Já a proposta das comunidades, com base na PNAB, apontava como parâmetro o módulo fiscal dos municípios, que em Conceição do Mato Dentro é de 20 hectares e em Alvorada de Minas é de 30 hectares. “A proposta comunitária defendeu o módulo fiscal por ser a unidade de medida definida pelo Instituto Nacional de Colonização e Reforma Agrária [INCRA], que corresponde à área mínima necessária para que uma propriedade rural seja economicamente viável. É uma forma de possibilitar que as famílias consigam progredir economicamente após o reassentamento, tendo em vista os diversos impactos que a realocação trará para as relações econômicas e sociais existentes atualmente. A proposta possui respaldo na Lei nº 14.755/2023, da PNAB, que prevê o módulo fiscal como parâmetro para os reassentamentos rurais”, explica a analista jurídica do Nacab, Josiane Guimarães.

O que dizem as pessoas atingidas

Moradora da comunidade de Passa Sete, Silmara Marcelina Silva afirma que “como representantes das comunidades abaixo da barragem, reconhecemos que foi extremamente importante participar de uma mesa de negociação de um processo judicial. E por mais que todo esse processo tenha sido amplamente divulgado e informado, com o apoio da assessoria técnica, ainda assim, nos vimos obrigados a tomar decisões em curtos prazos e na pressão de estarmos abaixo de uma barragem. Tivemos de abrir mão de alguns direitos, mas também tivemos conquistas. Quem imaginava que atingidos iriam ter falas na mesa de negociação com vários representantes de estado, vários órgãos? A participação comunitária foi muito assertiva e foi muito efetiva. E assim, esperamos que em processo como esse, as comunidades tenham voz, cada vez mais”.

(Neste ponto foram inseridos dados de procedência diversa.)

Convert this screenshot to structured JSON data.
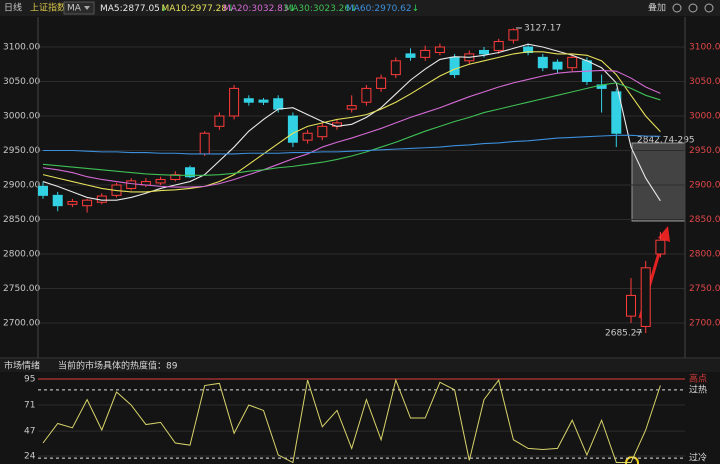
{
  "header": {
    "period": "日线",
    "index": "上证指数",
    "indicator": "MA",
    "toolbar": "叠加"
  },
  "chart_data": [
    {
      "type": "candlestick",
      "ohlc": [
        [
          2898,
          2905,
          2880,
          2885
        ],
        [
          2885,
          2890,
          2862,
          2870
        ],
        [
          2872,
          2880,
          2868,
          2876
        ],
        [
          2870,
          2880,
          2860,
          2878
        ],
        [
          2875,
          2888,
          2872,
          2884
        ],
        [
          2885,
          2903,
          2882,
          2900
        ],
        [
          2895,
          2910,
          2892,
          2906
        ],
        [
          2900,
          2910,
          2897,
          2905
        ],
        [
          2903,
          2912,
          2900,
          2908
        ],
        [
          2908,
          2920,
          2905,
          2915
        ],
        [
          2925,
          2928,
          2910,
          2912
        ],
        [
          2945,
          2978,
          2942,
          2975
        ],
        [
          2985,
          3005,
          2980,
          3000
        ],
        [
          3000,
          3045,
          2995,
          3040
        ],
        [
          3025,
          3030,
          3015,
          3020
        ],
        [
          3023,
          3026,
          3016,
          3020
        ],
        [
          3025,
          3030,
          3005,
          3010
        ],
        [
          3000,
          3005,
          2955,
          2962
        ],
        [
          2965,
          2980,
          2960,
          2975
        ],
        [
          2970,
          2990,
          2965,
          2985
        ],
        [
          2985,
          2995,
          2980,
          2990
        ],
        [
          3010,
          3030,
          3005,
          3015
        ],
        [
          3020,
          3045,
          3015,
          3040
        ],
        [
          3040,
          3060,
          3035,
          3055
        ],
        [
          3060,
          3085,
          3055,
          3080
        ],
        [
          3090,
          3098,
          3080,
          3085
        ],
        [
          3085,
          3102,
          3080,
          3095
        ],
        [
          3092,
          3105,
          3088,
          3100
        ],
        [
          3085,
          3090,
          3055,
          3060
        ],
        [
          3080,
          3095,
          3075,
          3090
        ],
        [
          3095,
          3100,
          3085,
          3090
        ],
        [
          3095,
          3112,
          3090,
          3108
        ],
        [
          3110,
          3127.17,
          3105,
          3125
        ],
        [
          3100,
          3105,
          3088,
          3092
        ],
        [
          3085,
          3090,
          3065,
          3070
        ],
        [
          3078,
          3082,
          3062,
          3068
        ],
        [
          3070,
          3090,
          3065,
          3085
        ],
        [
          3080,
          3085,
          3045,
          3050
        ],
        [
          3045,
          3060,
          3005,
          3040
        ],
        [
          3035,
          3040,
          2955,
          2975
        ],
        [
          2710,
          2765,
          2700,
          2740
        ],
        [
          2695,
          2790,
          2685.27,
          2780
        ],
        [
          2800,
          2832,
          2795,
          2820
        ]
      ],
      "up_color": "#ff3b3b",
      "down_color": "#32d2e4",
      "series": [
        {
          "name": "MA5:2877.05",
          "trend": "↓",
          "color": "#e8e8e8",
          "values": [
            2905,
            2898,
            2890,
            2882,
            2878,
            2878,
            2882,
            2888,
            2895,
            2900,
            2905,
            2915,
            2935,
            2955,
            2978,
            2995,
            3010,
            3012,
            3002,
            2992,
            2985,
            2988,
            2998,
            3012,
            3032,
            3052,
            3068,
            3082,
            3086,
            3085,
            3088,
            3092,
            3098,
            3104,
            3100,
            3094,
            3088,
            3080,
            3070,
            3048,
            2955,
            2910,
            2877.05
          ]
        },
        {
          "name": "MA10:2977.28",
          "trend": "↓",
          "color": "#e6e05a",
          "values": [
            2915,
            2910,
            2905,
            2900,
            2895,
            2892,
            2890,
            2890,
            2892,
            2893,
            2895,
            2898,
            2905,
            2915,
            2930,
            2945,
            2960,
            2975,
            2985,
            2990,
            2995,
            2998,
            3002,
            3010,
            3020,
            3032,
            3045,
            3058,
            3068,
            3075,
            3080,
            3085,
            3090,
            3093,
            3093,
            3090,
            3090,
            3088,
            3080,
            3060,
            3030,
            3000,
            2977.28
          ]
        },
        {
          "name": "MA20:3032.83",
          "trend": "↓",
          "color": "#d46ad4",
          "values": [
            2925,
            2922,
            2918,
            2912,
            2908,
            2905,
            2902,
            2900,
            2898,
            2897,
            2897,
            2898,
            2902,
            2908,
            2915,
            2922,
            2930,
            2938,
            2945,
            2955,
            2962,
            2968,
            2975,
            2982,
            2990,
            2998,
            3005,
            3012,
            3020,
            3028,
            3035,
            3042,
            3048,
            3053,
            3058,
            3062,
            3064,
            3065,
            3066,
            3065,
            3055,
            3042,
            3032.83
          ]
        },
        {
          "name": "MA30:3023.26",
          "trend": "↓",
          "color": "#3fbf55",
          "values": [
            2930,
            2928,
            2926,
            2924,
            2922,
            2920,
            2918,
            2916,
            2915,
            2914,
            2914,
            2914,
            2915,
            2917,
            2920,
            2922,
            2925,
            2927,
            2930,
            2933,
            2937,
            2942,
            2948,
            2955,
            2962,
            2970,
            2978,
            2985,
            2992,
            2998,
            3005,
            3010,
            3015,
            3020,
            3025,
            3030,
            3035,
            3040,
            3045,
            3048,
            3040,
            3030,
            3023.26
          ]
        },
        {
          "name": "MA60:2970.62",
          "trend": "↓",
          "color": "#3c8fdc",
          "values": [
            2950,
            2950,
            2950,
            2949,
            2948,
            2948,
            2947,
            2947,
            2946,
            2946,
            2945,
            2945,
            2945,
            2945,
            2946,
            2946,
            2946,
            2947,
            2947,
            2948,
            2948,
            2949,
            2950,
            2951,
            2952,
            2953,
            2954,
            2955,
            2957,
            2958,
            2960,
            2961,
            2963,
            2964,
            2966,
            2968,
            2969,
            2970,
            2971,
            2972,
            2972,
            2971,
            2970.62
          ]
        }
      ],
      "trend_color": "#2fd05a",
      "annotations": [
        "3127.17",
        "2842.74-295",
        "2685.27"
      ],
      "ylim": [
        2650,
        3140
      ],
      "yticks": [
        {
          "value": 2700,
          "label": "2700.00"
        },
        {
          "value": 2750,
          "label": "2750.00"
        },
        {
          "value": 2800,
          "label": "2800.00"
        },
        {
          "value": 2850,
          "label": "2850.00"
        },
        {
          "value": 2900,
          "label": "2900.00"
        },
        {
          "value": 2950,
          "label": "2950.00"
        },
        {
          "value": 3000,
          "label": "3000.00"
        },
        {
          "value": 3050,
          "label": "3050.00"
        },
        {
          "value": 3100,
          "label": "3100.00"
        }
      ],
      "grid": true
    },
    {
      "type": "line",
      "title": "市场情绪",
      "subtitle": "当前的市场具体的热度值：89",
      "color": "#d8d36a",
      "values": [
        36,
        54,
        50,
        76,
        48,
        83,
        71,
        53,
        55,
        36,
        34,
        89,
        91,
        45,
        71,
        66,
        25,
        18,
        94,
        51,
        66,
        31,
        76,
        39,
        94,
        59,
        59,
        92,
        85,
        20,
        76,
        94,
        39,
        31,
        30,
        31,
        57,
        25,
        57,
        18,
        18,
        48,
        89
      ],
      "ylim": [
        17,
        101
      ],
      "yticks": [
        24,
        47,
        71,
        95
      ],
      "reference_lines": [
        {
          "value": 95,
          "label": "高点",
          "color": "#e03b3b",
          "dashed": false
        },
        {
          "value": 85,
          "label": "过热",
          "color": "#dddddd",
          "dashed": true
        },
        {
          "value": 22,
          "label": "过冷",
          "color": "#dddddd",
          "dashed": true
        }
      ],
      "grid": true
    }
  ]
}
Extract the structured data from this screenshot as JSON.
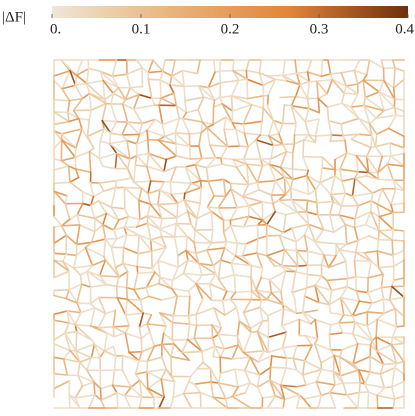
{
  "chart_data": {
    "type": "network",
    "colorbar": {
      "label": "|ΔF|",
      "lim": [
        0,
        0.4
      ],
      "ticks": [
        {
          "value": 0,
          "label": "0."
        },
        0.1,
        0.2,
        0.3,
        0.4
      ],
      "colors": [
        "#efe6d6",
        "#e9b47c",
        "#e0853a",
        "#6e2f0c"
      ]
    }
  }
}
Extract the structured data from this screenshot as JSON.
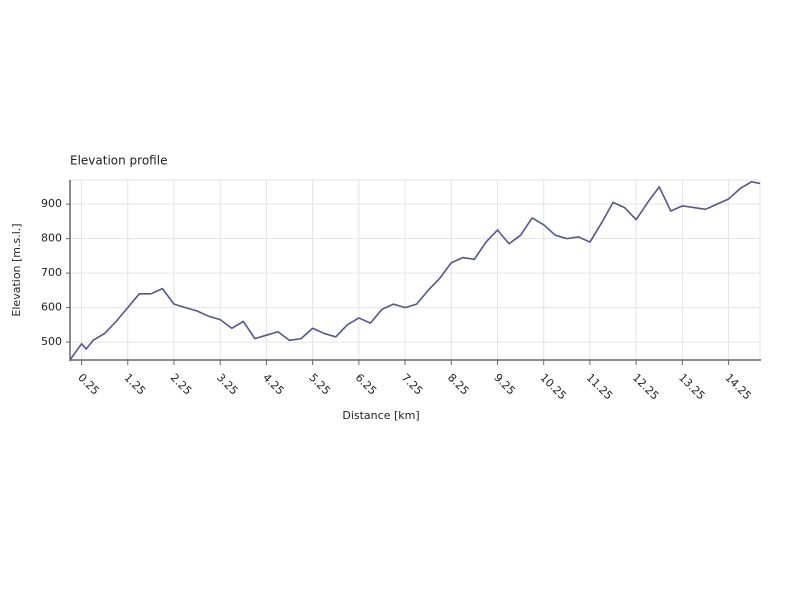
{
  "chart_data": {
    "type": "line",
    "title": "Elevation profile",
    "xlabel": "Distance [km]",
    "ylabel": "Elevation [m.s.l.]",
    "x": [
      0,
      0.25,
      0.35,
      0.5,
      0.75,
      1.0,
      1.25,
      1.5,
      1.75,
      2.0,
      2.25,
      2.5,
      2.75,
      3.0,
      3.25,
      3.5,
      3.75,
      4.0,
      4.25,
      4.5,
      4.75,
      5.0,
      5.25,
      5.5,
      5.75,
      6.0,
      6.25,
      6.5,
      6.75,
      7.0,
      7.25,
      7.5,
      7.75,
      8.0,
      8.25,
      8.5,
      8.75,
      9.0,
      9.25,
      9.5,
      9.75,
      10.0,
      10.25,
      10.5,
      10.75,
      11.0,
      11.25,
      11.5,
      11.75,
      12.0,
      12.25,
      12.5,
      12.75,
      13.0,
      13.25,
      13.5,
      13.75,
      14.0,
      14.25,
      14.5,
      14.75,
      14.93
    ],
    "series": [
      {
        "name": "Elevation",
        "color": "#55558f",
        "values": [
          448,
          495,
          480,
          505,
          525,
          560,
          600,
          640,
          640,
          655,
          610,
          600,
          590,
          575,
          565,
          540,
          560,
          510,
          520,
          530,
          505,
          510,
          540,
          525,
          515,
          550,
          570,
          555,
          595,
          610,
          600,
          610,
          650,
          685,
          730,
          745,
          740,
          790,
          825,
          785,
          810,
          860,
          840,
          810,
          800,
          805,
          790,
          845,
          905,
          890,
          855,
          905,
          950,
          880,
          895,
          890,
          885,
          900,
          915,
          945,
          965,
          960
        ]
      }
    ],
    "xlim": [
      0,
      14.93
    ],
    "ylim": [
      448,
      970
    ],
    "xticks": [
      0.25,
      1.25,
      2.25,
      3.25,
      4.25,
      5.25,
      6.25,
      7.25,
      8.25,
      9.25,
      10.25,
      11.25,
      12.25,
      13.25,
      14.25
    ],
    "yticks": [
      500,
      600,
      700,
      800,
      900
    ],
    "grid": true
  }
}
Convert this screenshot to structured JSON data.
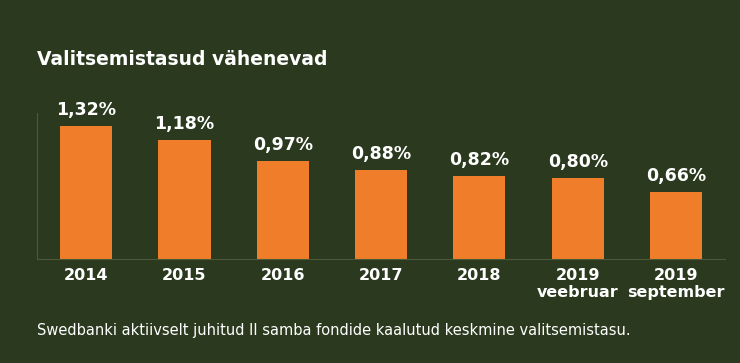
{
  "chart_data": {
    "type": "bar",
    "title": "Valitsemistasud vähenevad",
    "categories": [
      "2014",
      "2015",
      "2016",
      "2017",
      "2018",
      "2019\nveebruar",
      "2019\nseptember"
    ],
    "values": [
      1.32,
      1.18,
      0.97,
      0.88,
      0.82,
      0.8,
      0.66
    ],
    "value_labels": [
      "1,32%",
      "1,18%",
      "0,97%",
      "0,88%",
      "0,82%",
      "0,80%",
      "0,66%"
    ],
    "color": "#f07d2a",
    "data_labels": true,
    "tick_labels": "x",
    "grid": false,
    "ylim": [
      0,
      1.45
    ],
    "yticks": [],
    "annotations": [
      "Swedbanki aktiivselt juhitud II samba fondide kaalutud keskmine valitsemistasu."
    ]
  }
}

Silmara Marcelina da Silva – Foto: Patrícia Castanheira

Já José Miguel Rodrigues, morador da comunidade do Beco, desta que “essa participação comunitária seja um exemplo para outras, porque é um negócio assim que tivemos que ter garra, pois estávamos em uma mesa negociando e esse caminho está sendo aberto para que outras comunidades tenham voz em processos como esse. A participação comunitária e o apoio do Nacab foram essenciais. Peço que a comunidade continue participando”.

José Miguel Rodrigues – Foto: Patrícia Castanheira

Relembre

As negociações iniciaram após sentença judicial, de setembro de 2023, que obriga a Anglo American a reassentar as famílias, baseada na Lei Mar de Lama Nunca Mais. A Secretaria Estadual de Meio Ambiente e Desenvolvimento Sustentável de Minas Gerais (Semad-MG), também ré nessa ação, ficou proibida de emitir novas licenças ambientais para alteamento ou ampliação da barragem.

Com a homologação desse acordo, o processo judicial será extinto e, a partir daí, se inicia outra longa jornada: a execução do Plano de Reassentamento, que será feita com participação e monitoramento das pessoas atingidas.